Wednesday, May 12, 2010

Plastic from Algae Biomass: Roads to Algal Profitability


Algae are used to produce a wide range of high value products: nutraceuticals, cosmetics, animal feed, etc. Now algal biomass can be turned into plastics -- substituting for petro-feedstocks. Growing algae for biomass should be easier than growing algae to produce bio-oils, therefore a quicker road to profits for algal growers.
By year's end, an Indiana company says it will be making plastic from algae, substituting up to half of the material normally derived from fossil fuels with biomass from the aquatic plants, and selling the product to manufacturers.

As the bioplastics industry surges, a search for alternative feedstocks led Cereplast CEO Frederic Scheer and his colleagues to algae, which he says is close enough to the starches the company already turns into plastics—like corn, wheat and tapioca—to go commercial after just 18 months of R&D. There's just one hitch: getting enough of the green stuff to make it in quantity. Given a big enough source of algae, Scheer says, "we could have introduced this product probably last year."

Algae has long been hailed by many as the best hope for an alternative to fossil and food-based fuels, but difficulties growing and processing it cheaply have kept it just over the green horizon for decades. The myriad companies running at algal biofuels today, for example, must first find and cultivate a precise strain of algae from among thousands, harvest and dry the stuff, and then somehow extract oil from the plant on a cost-competitive basis with now very cheap crude.

But Scheer and his colleagues are betting not only that someone will soon crack algae once and for all, but that, once they do, they'll be stuck with a green mountain of biomass left over after the algae's oil has been extracted and turned into the diesel or jet fuel of tomorrow. Today, that biomass is fed to cattle, among other things. Tomorrow, Scheer hopes, it will be an integral part of the trillion-dollar industry that is plastic.

At the moment, Scheer says, his team has succeeded in displacing up to 35 percent of the petroleum in traditional plastics with algae. By product launch later this year, he's hoping that figure will be closer to 50 percent. But, like his comrades in the algae-oil business, the trouble hasn't been so much the science, but the supply of algae to his lab.

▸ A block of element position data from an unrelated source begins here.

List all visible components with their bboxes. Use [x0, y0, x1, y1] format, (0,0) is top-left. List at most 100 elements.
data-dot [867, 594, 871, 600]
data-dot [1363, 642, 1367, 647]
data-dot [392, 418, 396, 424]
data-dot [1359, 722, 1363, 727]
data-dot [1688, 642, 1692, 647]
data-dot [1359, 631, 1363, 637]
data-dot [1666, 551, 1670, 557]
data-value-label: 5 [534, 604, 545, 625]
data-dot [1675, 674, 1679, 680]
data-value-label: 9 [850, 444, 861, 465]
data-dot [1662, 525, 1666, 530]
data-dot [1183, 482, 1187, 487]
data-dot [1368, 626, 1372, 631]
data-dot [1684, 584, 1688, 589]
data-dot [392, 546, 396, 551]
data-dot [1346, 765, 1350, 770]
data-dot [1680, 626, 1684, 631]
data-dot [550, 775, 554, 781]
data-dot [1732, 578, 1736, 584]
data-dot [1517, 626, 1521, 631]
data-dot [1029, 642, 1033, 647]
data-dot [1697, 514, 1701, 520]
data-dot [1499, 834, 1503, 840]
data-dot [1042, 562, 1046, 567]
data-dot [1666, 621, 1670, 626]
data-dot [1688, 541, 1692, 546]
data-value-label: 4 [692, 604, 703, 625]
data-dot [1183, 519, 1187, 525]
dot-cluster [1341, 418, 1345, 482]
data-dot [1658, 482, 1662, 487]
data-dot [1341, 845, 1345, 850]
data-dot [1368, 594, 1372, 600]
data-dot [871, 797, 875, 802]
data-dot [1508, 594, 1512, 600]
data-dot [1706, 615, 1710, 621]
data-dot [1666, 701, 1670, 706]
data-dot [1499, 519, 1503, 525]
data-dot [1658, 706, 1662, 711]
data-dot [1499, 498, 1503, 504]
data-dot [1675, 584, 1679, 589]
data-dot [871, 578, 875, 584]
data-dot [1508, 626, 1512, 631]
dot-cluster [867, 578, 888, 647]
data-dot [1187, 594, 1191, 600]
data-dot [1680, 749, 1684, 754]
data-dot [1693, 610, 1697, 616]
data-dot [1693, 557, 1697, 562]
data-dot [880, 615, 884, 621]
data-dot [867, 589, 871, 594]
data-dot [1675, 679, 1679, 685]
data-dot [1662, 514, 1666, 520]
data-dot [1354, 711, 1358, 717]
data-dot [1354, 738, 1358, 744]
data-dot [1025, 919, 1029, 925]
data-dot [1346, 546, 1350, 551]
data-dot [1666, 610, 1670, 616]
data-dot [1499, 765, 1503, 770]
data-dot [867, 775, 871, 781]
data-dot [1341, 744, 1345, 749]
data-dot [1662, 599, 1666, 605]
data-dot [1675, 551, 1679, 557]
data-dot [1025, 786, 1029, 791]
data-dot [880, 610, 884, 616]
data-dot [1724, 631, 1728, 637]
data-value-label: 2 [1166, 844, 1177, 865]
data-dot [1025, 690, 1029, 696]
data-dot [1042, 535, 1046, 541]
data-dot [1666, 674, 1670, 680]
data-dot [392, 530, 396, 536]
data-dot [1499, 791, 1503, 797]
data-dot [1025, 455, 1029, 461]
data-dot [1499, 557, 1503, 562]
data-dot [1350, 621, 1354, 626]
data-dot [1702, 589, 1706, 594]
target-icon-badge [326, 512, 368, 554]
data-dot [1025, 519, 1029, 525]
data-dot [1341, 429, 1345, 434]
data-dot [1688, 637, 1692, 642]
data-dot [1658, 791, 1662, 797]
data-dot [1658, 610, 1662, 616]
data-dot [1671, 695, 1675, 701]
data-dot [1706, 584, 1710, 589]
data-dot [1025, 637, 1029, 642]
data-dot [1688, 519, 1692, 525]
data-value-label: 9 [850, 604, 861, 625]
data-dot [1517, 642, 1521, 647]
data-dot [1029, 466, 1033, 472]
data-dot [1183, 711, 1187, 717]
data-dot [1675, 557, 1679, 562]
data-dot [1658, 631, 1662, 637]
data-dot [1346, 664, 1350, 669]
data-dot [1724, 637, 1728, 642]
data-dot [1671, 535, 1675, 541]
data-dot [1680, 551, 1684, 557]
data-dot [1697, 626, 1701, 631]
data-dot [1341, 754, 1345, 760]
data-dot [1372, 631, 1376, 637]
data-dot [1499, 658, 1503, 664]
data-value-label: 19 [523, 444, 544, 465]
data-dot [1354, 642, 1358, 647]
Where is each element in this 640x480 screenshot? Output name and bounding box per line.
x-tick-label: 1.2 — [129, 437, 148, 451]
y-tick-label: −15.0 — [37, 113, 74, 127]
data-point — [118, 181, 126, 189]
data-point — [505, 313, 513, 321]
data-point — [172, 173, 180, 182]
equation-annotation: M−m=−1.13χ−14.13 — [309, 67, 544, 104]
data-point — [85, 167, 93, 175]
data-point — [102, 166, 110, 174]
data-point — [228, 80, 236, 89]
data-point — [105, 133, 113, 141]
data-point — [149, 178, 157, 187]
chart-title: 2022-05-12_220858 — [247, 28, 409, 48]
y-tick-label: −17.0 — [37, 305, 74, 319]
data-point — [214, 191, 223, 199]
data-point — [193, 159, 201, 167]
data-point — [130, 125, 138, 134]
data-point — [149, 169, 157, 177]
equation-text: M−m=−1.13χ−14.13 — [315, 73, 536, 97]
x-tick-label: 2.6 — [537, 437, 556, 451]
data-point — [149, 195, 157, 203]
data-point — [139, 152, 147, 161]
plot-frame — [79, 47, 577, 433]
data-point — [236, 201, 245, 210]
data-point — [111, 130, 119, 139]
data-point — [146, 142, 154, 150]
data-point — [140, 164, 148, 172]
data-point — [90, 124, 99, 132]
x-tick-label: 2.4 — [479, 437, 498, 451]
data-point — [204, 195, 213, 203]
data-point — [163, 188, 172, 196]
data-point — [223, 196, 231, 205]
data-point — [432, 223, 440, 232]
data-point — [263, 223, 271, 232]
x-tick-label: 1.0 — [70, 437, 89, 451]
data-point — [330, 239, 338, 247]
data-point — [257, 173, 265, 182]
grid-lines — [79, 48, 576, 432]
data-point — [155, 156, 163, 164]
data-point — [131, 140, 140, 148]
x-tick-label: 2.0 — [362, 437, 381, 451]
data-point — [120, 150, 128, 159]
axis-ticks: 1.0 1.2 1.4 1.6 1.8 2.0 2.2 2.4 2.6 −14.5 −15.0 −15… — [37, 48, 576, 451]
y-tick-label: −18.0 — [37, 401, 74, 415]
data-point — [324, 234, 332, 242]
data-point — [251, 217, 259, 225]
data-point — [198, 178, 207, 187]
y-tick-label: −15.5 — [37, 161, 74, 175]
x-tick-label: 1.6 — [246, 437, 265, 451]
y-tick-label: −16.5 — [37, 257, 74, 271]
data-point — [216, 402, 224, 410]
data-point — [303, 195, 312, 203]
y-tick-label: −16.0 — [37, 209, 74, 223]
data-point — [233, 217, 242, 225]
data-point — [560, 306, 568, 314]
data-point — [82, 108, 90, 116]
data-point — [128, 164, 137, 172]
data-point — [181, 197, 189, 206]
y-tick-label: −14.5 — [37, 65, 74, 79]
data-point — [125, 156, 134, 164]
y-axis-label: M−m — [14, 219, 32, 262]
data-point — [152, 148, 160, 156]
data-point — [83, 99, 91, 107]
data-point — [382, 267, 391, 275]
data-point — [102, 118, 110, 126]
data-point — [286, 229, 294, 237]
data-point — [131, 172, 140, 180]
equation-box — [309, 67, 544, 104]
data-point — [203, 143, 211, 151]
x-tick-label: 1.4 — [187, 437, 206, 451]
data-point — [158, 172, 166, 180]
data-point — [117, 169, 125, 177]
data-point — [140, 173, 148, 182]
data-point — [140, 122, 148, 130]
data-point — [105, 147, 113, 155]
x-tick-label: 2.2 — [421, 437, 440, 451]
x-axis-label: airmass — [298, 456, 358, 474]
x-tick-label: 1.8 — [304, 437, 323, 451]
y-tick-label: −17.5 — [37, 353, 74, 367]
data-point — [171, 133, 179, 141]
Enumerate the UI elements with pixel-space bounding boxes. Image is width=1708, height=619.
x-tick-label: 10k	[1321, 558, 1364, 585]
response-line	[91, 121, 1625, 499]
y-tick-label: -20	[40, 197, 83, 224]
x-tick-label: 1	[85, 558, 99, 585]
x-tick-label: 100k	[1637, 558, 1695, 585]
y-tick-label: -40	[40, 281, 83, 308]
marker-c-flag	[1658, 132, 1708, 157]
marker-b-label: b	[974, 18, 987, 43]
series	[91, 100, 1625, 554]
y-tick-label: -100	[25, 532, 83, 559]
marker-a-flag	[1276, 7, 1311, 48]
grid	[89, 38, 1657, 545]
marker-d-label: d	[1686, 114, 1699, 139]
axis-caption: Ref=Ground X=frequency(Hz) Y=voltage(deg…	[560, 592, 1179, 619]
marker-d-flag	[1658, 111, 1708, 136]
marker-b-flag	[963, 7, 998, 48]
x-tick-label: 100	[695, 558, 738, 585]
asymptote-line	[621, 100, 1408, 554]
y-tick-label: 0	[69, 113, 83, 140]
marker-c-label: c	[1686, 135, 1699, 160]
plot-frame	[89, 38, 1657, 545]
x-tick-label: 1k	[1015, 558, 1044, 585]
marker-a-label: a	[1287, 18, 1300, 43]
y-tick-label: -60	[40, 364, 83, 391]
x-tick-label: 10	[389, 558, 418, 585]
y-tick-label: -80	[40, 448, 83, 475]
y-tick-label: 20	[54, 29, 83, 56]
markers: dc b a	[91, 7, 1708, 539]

...Scheer stresses that his team's main goal is to derive a monomer—the building block of the polymers most of us call plastics—entirely from algae biomass. Such a breakthrough, combined with enough cast-aside plant matter to sustain it, and possibly some of the plant's oil, would provide for a plastic completely free of fossil fuels. If such plastics became prevalent on a large scale, they could theoretically present something of an ecological holy grail, with a gyre full of bioplastic representing something closer to fish food than deathtrap.

"Creating that monomer from the algae, we'd be able to create other polymers and end up really creating a whole chemistry around algae biomass, and this is probably the ultimate purpose of the work that we're doing here," Scheer says, estimating that such results are at least three to five years away. _PM

Some critics of algae suppose that if algal fuels cannot completely displace all fossil fuels by next week, that algae is worthless. But no one expects algal bio-oils to become competitive with fossil fuels for another ten years. Algal biomass-to-fuels may become competitive a bit sooner. Some microbial fuels besides micro-algae may actually become competitive within 5 years, but it is difficult to beat algae in terms of rapid growth under the right conditions. We'll see.